Good-Boy

Filmstart

Good Boy

| Jörg Schiffauer |
Schrecken aus ungewöhnlicher Perspektive

Für Freunde gepflegten Horrors zählt es zu den unverrückbaren Elementen dieses traditionellen Genres: Das Motiv um das „Haunted House“, ein Ort also, auf dem aufgrund vergangener Sünden ein Fluch lastet oder der im Bann übernatürlicher Kräfte steht. Ein bewährter und gut bekannter Pfad, den Regisseur Ben Leonberg mit Good Boy also betritt.

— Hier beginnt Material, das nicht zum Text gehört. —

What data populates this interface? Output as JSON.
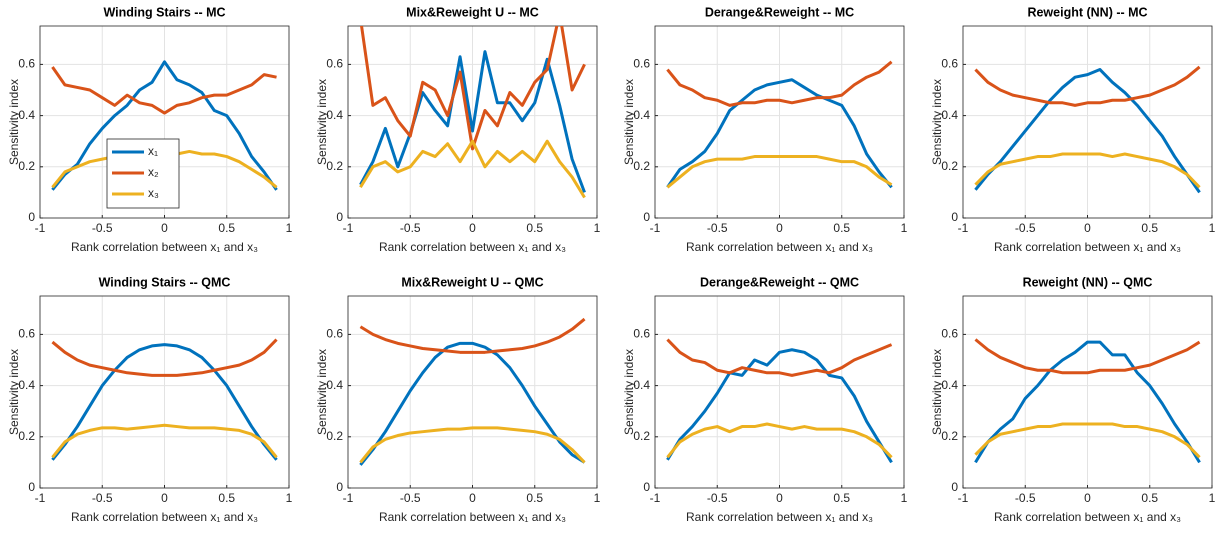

Das Ausgangszenario ist rasch skizziert. Als Todd erfährt, dass er unheilbar krank ist, beschließt er, Arzttermine hinter sich zu lassen und mit seinem Hund Indy von der Stadt aufs Land zu übersiedeln. Dort bezieht Todd das abgelegene und mittlerweile verlassene Haus seines Großvaters. Seine Schwester Vera ist zwar besorgt, weil Todd im Notfall an dem abgelegenen Ort keine Hilfe bekommen würde – und weil der Tod des Großvaters eine etwas mysteriöse, nie ganz geklärte Angelegenheit geblieben ist. Todd zerstreut alle Bedenken, die Abgeschiedenheit ist nämlich genau das, was er sich erhofft hat. Doch nach und nach greifen unerklärliche, schaurige Geschehnisse Platz, die den Verdacht erwecken, dass das Häuschen mitten im Wald vielleicht doch kein so harmloser Ort ist …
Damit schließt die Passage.